Unbelievably tiny and lightweight at 2.2 by 1.0 by 0.3 inches and 0.6 ounce, the headset is outfitted in a relatively stylish silver and gray casing. It slips on and off easily, and the highly flexible ear loop can be adjusted for either ear. The only downside was that it felt a little loose, and the plastic construction seemed somewhat flimsy.
The amply sized controls took no acclimation and were easy to manipulate when wearing the headset. A multifunction button turns the headset on and off, manages calls, and readies it for pairing, while a phone-shaped LED light indicates the headset's status. A big plus was that it uses the same charger system as the Treo, which makes it more convenient than a headset from another vendor.
We had no problem pairing the device to our Treo 650. The performance was decent, with low static and good range, especially compared to other headsets such as the Jabra BT200, which we've used with the smart phone. It had very good noise reduction in windy environments--an uncommon trait. Our real complaint was that the volume was a bit low, but it wasn't particularly bothersome. One other item worth noting: The Treo didn't support voice dialing, a feature found on even today's cheap phones; you'll have to dial from the handset itself. There was voice-dialing software available for an extra cost, but it didn't work with Bluetooth headsets.

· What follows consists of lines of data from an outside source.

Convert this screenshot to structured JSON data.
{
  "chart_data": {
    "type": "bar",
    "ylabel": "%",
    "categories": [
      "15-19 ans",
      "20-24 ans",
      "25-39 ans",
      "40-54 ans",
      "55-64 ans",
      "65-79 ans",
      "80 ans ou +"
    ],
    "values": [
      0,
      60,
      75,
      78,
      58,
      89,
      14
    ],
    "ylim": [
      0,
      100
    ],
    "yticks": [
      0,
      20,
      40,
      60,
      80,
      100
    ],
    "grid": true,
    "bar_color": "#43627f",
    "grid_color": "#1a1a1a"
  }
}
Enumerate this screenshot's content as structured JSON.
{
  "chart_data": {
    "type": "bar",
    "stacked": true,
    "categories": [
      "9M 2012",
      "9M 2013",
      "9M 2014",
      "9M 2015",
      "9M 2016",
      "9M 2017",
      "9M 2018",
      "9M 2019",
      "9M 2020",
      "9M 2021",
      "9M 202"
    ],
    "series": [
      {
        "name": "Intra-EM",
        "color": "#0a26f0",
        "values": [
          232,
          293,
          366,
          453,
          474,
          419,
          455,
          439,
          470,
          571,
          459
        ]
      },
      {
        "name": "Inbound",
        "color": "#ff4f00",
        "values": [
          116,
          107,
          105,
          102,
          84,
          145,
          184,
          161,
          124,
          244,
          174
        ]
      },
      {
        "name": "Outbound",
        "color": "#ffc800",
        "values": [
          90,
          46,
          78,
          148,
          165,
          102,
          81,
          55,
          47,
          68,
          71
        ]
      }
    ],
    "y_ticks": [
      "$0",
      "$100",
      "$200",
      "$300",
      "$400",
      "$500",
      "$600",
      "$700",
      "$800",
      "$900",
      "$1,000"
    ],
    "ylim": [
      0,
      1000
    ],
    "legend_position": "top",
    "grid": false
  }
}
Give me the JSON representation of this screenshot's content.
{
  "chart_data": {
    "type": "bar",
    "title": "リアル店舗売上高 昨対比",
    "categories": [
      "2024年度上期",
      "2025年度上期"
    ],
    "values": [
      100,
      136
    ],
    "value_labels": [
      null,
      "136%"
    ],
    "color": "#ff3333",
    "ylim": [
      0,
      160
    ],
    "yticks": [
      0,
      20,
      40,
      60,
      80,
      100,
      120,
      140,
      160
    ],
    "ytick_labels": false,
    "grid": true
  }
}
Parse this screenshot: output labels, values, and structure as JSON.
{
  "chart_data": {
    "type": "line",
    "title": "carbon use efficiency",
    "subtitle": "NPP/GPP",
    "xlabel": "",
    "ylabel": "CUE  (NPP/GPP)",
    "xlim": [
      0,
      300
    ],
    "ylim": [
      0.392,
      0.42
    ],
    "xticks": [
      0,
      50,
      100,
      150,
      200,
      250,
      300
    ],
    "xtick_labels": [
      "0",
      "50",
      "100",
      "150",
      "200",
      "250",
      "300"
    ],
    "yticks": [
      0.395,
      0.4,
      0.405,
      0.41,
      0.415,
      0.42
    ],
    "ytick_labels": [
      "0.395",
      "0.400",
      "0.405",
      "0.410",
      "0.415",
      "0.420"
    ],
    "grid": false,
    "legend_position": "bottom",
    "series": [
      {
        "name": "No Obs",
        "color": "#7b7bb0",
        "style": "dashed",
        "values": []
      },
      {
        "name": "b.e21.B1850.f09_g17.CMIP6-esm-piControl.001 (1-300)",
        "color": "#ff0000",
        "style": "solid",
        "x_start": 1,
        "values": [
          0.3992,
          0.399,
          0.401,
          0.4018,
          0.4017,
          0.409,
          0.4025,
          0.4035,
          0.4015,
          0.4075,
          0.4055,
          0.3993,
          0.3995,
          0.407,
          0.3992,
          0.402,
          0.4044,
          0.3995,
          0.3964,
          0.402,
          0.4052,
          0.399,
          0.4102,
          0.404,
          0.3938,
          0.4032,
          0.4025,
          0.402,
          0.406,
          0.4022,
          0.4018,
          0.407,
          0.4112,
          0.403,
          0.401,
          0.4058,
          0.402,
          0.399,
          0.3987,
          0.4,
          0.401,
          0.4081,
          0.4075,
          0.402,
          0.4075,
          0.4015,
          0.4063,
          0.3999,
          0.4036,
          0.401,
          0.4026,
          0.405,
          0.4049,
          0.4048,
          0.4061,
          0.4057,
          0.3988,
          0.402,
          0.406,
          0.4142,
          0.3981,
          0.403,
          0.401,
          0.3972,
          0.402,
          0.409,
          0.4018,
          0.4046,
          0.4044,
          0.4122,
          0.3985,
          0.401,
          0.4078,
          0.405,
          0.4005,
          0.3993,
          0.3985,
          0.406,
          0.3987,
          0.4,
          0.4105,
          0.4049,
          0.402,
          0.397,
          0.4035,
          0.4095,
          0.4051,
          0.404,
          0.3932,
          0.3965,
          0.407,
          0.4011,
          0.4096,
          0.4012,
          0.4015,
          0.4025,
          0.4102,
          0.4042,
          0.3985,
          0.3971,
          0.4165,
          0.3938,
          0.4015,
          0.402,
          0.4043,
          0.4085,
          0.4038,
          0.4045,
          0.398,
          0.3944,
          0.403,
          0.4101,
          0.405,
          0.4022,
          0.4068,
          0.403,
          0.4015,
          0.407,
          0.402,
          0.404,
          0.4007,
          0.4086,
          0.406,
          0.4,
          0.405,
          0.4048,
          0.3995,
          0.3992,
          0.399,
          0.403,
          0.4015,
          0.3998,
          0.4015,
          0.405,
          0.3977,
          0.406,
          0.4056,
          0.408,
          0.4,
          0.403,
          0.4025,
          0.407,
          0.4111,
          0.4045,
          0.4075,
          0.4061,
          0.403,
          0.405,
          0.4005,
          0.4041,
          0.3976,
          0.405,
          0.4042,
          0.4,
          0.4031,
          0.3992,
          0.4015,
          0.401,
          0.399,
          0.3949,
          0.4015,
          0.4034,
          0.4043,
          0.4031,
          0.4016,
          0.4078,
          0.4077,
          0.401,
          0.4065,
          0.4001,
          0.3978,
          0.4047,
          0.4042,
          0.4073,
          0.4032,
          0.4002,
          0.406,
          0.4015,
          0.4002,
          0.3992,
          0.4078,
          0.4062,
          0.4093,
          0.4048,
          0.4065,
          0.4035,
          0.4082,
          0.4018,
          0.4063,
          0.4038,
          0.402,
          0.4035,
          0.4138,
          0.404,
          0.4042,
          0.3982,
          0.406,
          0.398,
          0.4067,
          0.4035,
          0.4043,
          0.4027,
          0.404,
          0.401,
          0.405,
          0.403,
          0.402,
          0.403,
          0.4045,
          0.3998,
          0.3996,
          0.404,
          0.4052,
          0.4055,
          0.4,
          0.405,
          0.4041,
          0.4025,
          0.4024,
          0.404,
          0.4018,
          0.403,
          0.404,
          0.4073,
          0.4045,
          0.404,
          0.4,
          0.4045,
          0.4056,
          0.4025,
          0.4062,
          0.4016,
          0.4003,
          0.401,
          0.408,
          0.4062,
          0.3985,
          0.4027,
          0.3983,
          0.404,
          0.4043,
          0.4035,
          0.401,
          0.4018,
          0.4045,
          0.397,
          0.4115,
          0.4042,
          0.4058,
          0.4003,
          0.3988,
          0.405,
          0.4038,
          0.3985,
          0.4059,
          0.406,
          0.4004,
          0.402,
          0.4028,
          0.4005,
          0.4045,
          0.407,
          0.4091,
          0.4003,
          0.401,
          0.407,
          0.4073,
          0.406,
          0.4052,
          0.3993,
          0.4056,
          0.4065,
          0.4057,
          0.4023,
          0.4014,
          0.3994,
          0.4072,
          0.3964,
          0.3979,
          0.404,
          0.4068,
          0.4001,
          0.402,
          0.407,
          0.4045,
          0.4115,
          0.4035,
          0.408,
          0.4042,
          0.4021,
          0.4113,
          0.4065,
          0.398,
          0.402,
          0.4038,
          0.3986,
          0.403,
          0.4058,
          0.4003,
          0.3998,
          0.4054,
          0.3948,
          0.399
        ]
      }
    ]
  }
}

The headset also worked with other Bluetooth 1.2-enabled phones. We used it with the Motorola V600 and enjoyed great performance. Also, because the V600 had voice dialing, we were able to use the headset to make calls, though only after we pressed the voice-dialing button on the phone. The headset promises seven hours of talk time and a little more than seven days of standby battery life, which we met in our tests.